NASA Goddard Space Flight Center Reporting  |  SEP 2013 – DEC 2014

Fingerprinting Late Additions to the Earth and Moon via the Study of Highly Siderophile Elements in Lunar Impact Melt Rocks

Project Summary

During this funding cycle we completed work on abundances of highly siderophile elements (HSE) and Os isotopes in Apollo 17 impact melt rocks. The results were woven into a manuscript by UMd Ph.D. student Miriam Sharp. The resulting large database for impact melt rocks from this site is consistent with a dominant signature imparted to rocks from a single major impactor. The inferred composition of this impactor was broadly chondritic with respect to HSE, but characteristically enriched in 187Os/188Os (proxy for long-term Re/Os), Ru/Ir and Pd/Ir, relative to most chondrites that have been analyzed for these elements. The characteristics of the dominant impactor are most similar to chondritic meteorites that are relatively poor in organics and volatiles (e.g., enstatite chondrites), and so the formation of the spatially associated Serenitatis basin was likely not a process that delivered substantial water and/or organics to the lunar crust. These results were published in Sharp et al. (2014).

4 Institutions
3 Teams
1 Publication
0 Field Sites
Field Sites

Project Progress

The combined results of our Apollo 14, 15, 16 and 17 impact melt rocks studies we have conducted (since 2008) can be interpreted as evidence for the involvement of at least three chemical types of impactors. However, the new Apollo 16 data coupled with published data for Apollo 14, 16 and 17 melt rocks, as well as some additional data for lunar breccia meteorites, all fall on a more or less linear trend on plots of HSE/Ir versus 187Os/188Os (Fig. 1a-d). This apparently global (at least near side) trend could reflect multiple contributions from early solar system bodies with bulk chemical compositions that range from observed primitive compositions, to compositions not sampled by primitive meteorites present in our collections. Linear trends like these, however, should not be expected to result from contributions derived from a series of impactors with random chondritic compositions. The trend is more consistent with two component mixing. Consequently, the trend may reflect two component mixing of a carbonaceous chondrite like impactor and an evolved metal component. For this interpretation, the geological relations between the rocks suggest that both components were present in the lunar crust before the later-stage, basin-forming events.
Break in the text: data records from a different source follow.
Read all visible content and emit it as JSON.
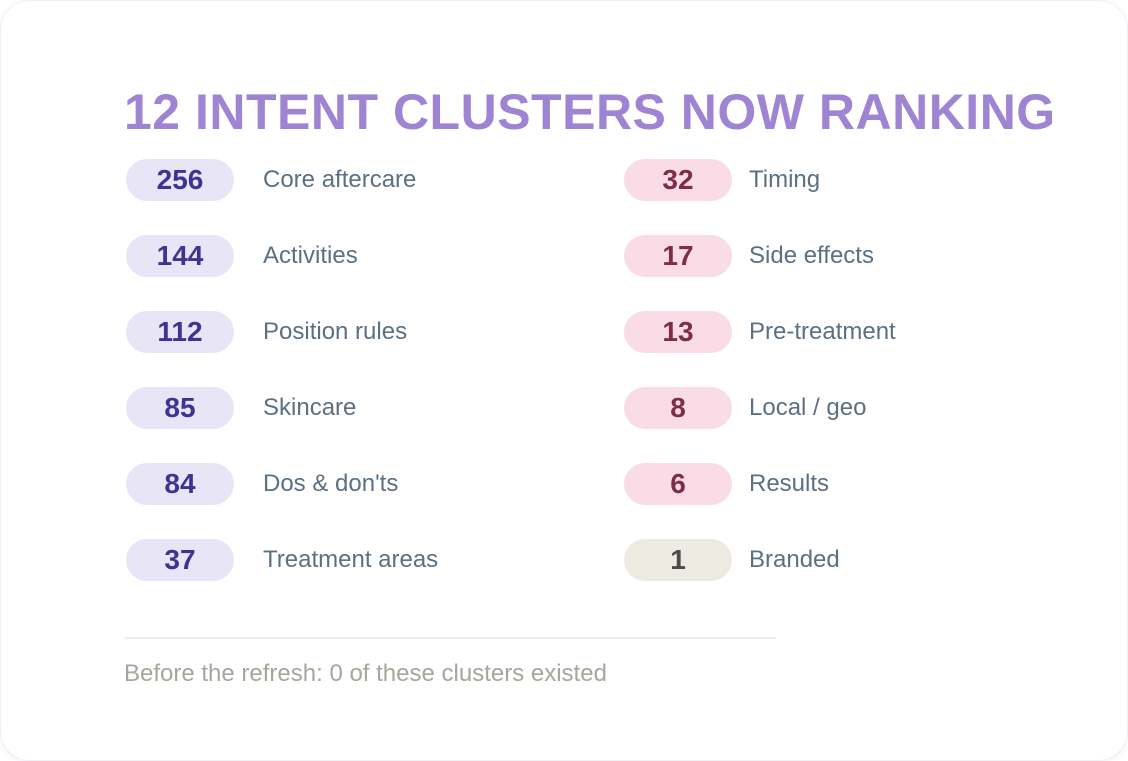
{
  "title": "12 INTENT CLUSTERS NOW RANKING",
  "footer": "Before the refresh: 0 of these clusters existed",
  "clusters": {
    "left": [
      {
        "value": "256",
        "label": "Core aftercare",
        "variant": "purple"
      },
      {
        "value": "144",
        "label": "Activities",
        "variant": "purple"
      },
      {
        "value": "112",
        "label": "Position rules",
        "variant": "purple"
      },
      {
        "value": "85",
        "label": "Skincare",
        "variant": "purple"
      },
      {
        "value": "84",
        "label": "Dos & don'ts",
        "variant": "purple"
      },
      {
        "value": "37",
        "label": "Treatment areas",
        "variant": "purple"
      }
    ],
    "right": [
      {
        "value": "32",
        "label": "Timing",
        "variant": "pink"
      },
      {
        "value": "17",
        "label": "Side effects",
        "variant": "pink"
      },
      {
        "value": "13",
        "label": "Pre-treatment",
        "variant": "pink"
      },
      {
        "value": "8",
        "label": "Local / geo",
        "variant": "pink"
      },
      {
        "value": "6",
        "label": "Results",
        "variant": "pink"
      },
      {
        "value": "1",
        "label": "Branded",
        "variant": "neutral"
      }
    ]
  },
  "colors": {
    "title": "#9e84d2",
    "label": "#5b7082",
    "footer": "#a9a59c",
    "pill_purple_bg": "#e8e5f7",
    "pill_purple_text": "#3f3392",
    "pill_pink_bg": "#f9dce6",
    "pill_pink_text": "#7d2d49",
    "pill_neutral_bg": "#edeae2",
    "pill_neutral_text": "#4b4b4b",
    "divider": "#eeedf5",
    "card_bg": "#ffffff"
  },
  "chart_data": {
    "type": "table",
    "title": "12 INTENT CLUSTERS NOW RANKING",
    "categories": [
      "Core aftercare",
      "Activities",
      "Position rules",
      "Skincare",
      "Dos & don'ts",
      "Treatment areas",
      "Timing",
      "Side effects",
      "Pre-treatment",
      "Local / geo",
      "Results",
      "Branded"
    ],
    "values": [
      256,
      144,
      112,
      85,
      84,
      37,
      32,
      17,
      13,
      8,
      6,
      1
    ],
    "annotation": "Before the refresh: 0 of these clusters existed",
    "legend_position": "none",
    "grid": false,
    "layout": "two-column pill list, descending counts"
  }
}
Figure 1a-d. Average 187Os/188Os versus regressed or averaged Ru/Ir (a), Pt/Ir (b), Pd/Ir (c), and Os/Ir (d) for the impactor components incorporated in the lunar impact melt rocks ex-amined here and in the literature are compared with ratios in bulk chondritic meteorites. Errors for 187Os/188Os of the impactor component are expressed as 2σmean, while errors for elemental ratios reflect 2σ uncertainties from the regression calculations. Amazingly, the global data define a linear trend, suggestive of a two member component mixing.
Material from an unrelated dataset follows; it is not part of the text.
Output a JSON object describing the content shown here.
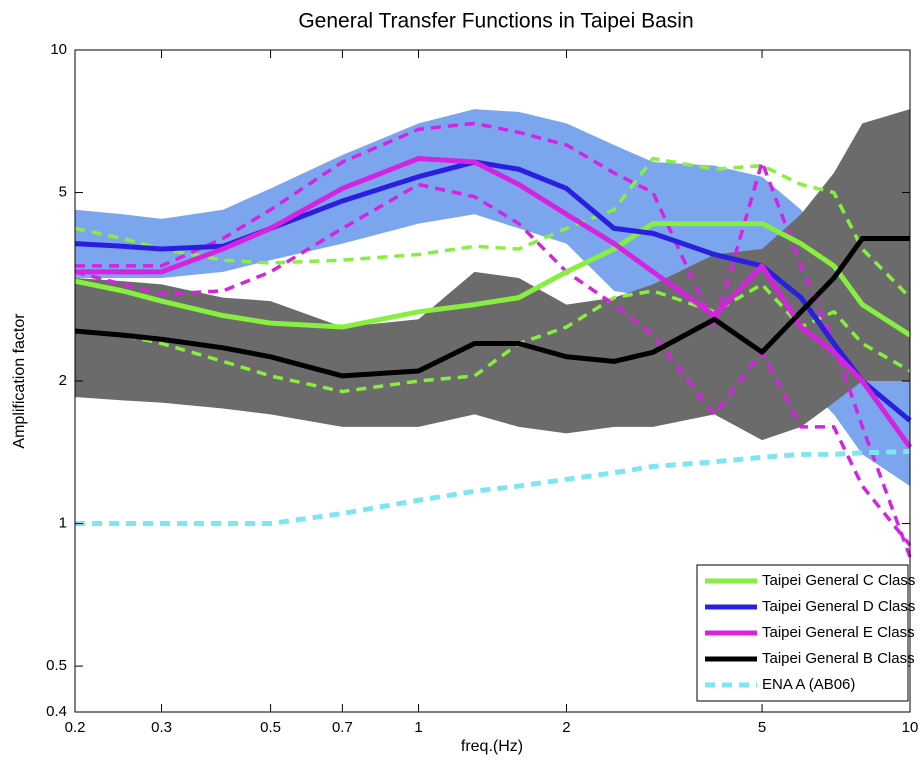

A second sub-project, utilizing the isotopic compositions of Ru and Mo isotopes to document the genetics of objects involved in the late heavy bombardment has advanced during the past year. Chemical separation and mass spectrometric techniques have been refined to measure small nucleosynthetic isotopic heterogeneities that are present in early solar system objects and likely transferred to lunar impact melt rocks. Techniques have been refined to a level where we can resolve isotopic anomalies (deviations from terrestrial ratios) of <10 parts per million for both Ru and Mo (two elements characterized by greater than 200 ppm differences for some isotopic ratios among diverse early solar system materials).